Use protected secrets in Kubernetes with CSI

Appropriate Vault Enterprise license required

While the Vault Secrets Operator lets you store Vault secrets in clusters as native Kubernetes Secrets, you must install the Vault Secrets Operator CSI driver to provide secrets directly to Kubernetes pods as protected secrets.

The CSI driver hooks into the Pod volume lifecycle so applications can receive secret data from Vault mounted directly to containers as ephemeral volumes with the same lifecycle as the application Pod itself.

Secret information updates whenever either new requesting Pods come online, or a container in a requesting Pod crashes or exits.

The Vault Secrets Operator CSI driver supports:

Syncing multiple secrets from multiple plugins. Supported plugins include:
- Key/Value v1
- Key/Value v2
Automatic generation and mounting of response-wrapped AppRole secret IDs as a trusted orchestrator for authentication between application Pods and Vault.
Helm-based installation.
Secret data transformation.

The Vault Secrets Operator CSI driver does not support:

Instant updates

Refer to the Vault Secrets Operator CSI driver setup guide to use protected secrets with your Vault Secrets Operator instance.
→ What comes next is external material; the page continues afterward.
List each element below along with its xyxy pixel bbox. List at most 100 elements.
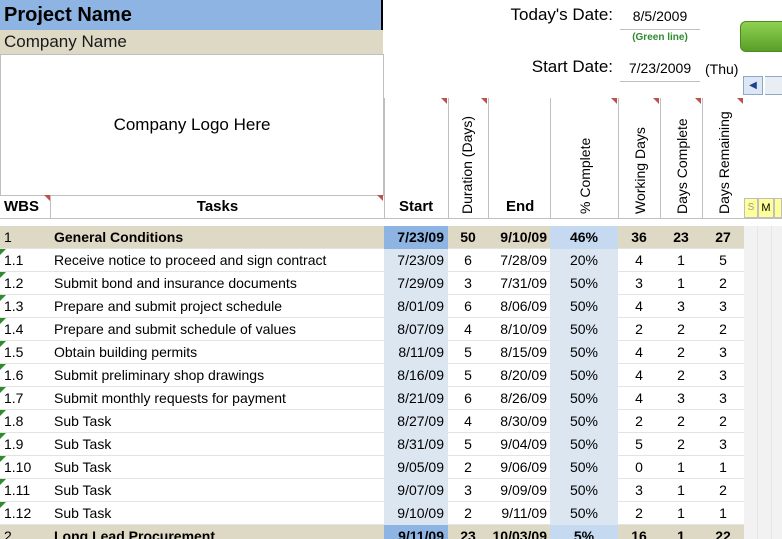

Secrets flow: Traditional VSO vs CSI driver

In the traditional workflow, the Vault Secrets Operator caches Vault secrets as Kubernetes Secrets stored in etcd
and watches for changes to custom resources such as VaultStaticSecret or VaultDynamicSecret. When the resource definition changes, Vault Secrets Operator overwrites secret data in the associated Kubernetes Secret with the new information.

In the CSI driver workflow, Vault Secrets Operator never stores secrets in etcd because the driver does not cache secrets as Kubernetes Secrets. Instead, the driver watches for changes to a custom resource (CR) called CSISecrets. The CSISecrets resource contains a declarative list of secrets to fetch and an access control configuration that only allows the designated Pods to mount those secrets. When an approved Pod starts with a reference to the CSISecrets resource as a volume mount, the Vault Secrets Operator CSI driver populates that volume with the associated secrets for all referencing containers in the Pod.

The Pod starts with all of the secrets from the CSISecrets resource mounted at the configured path (for example, /var/run/csi-secrets) as individual files. The driver indexes each file with a number representing its position in the vaultStaticSecrets or vaultAppRoleSecretIDs list, starting at 0. For example, static_secret_0_secret, static_secret_1_secret, ..., static_secret_N_secret, or app_role_N_wrap_info.json.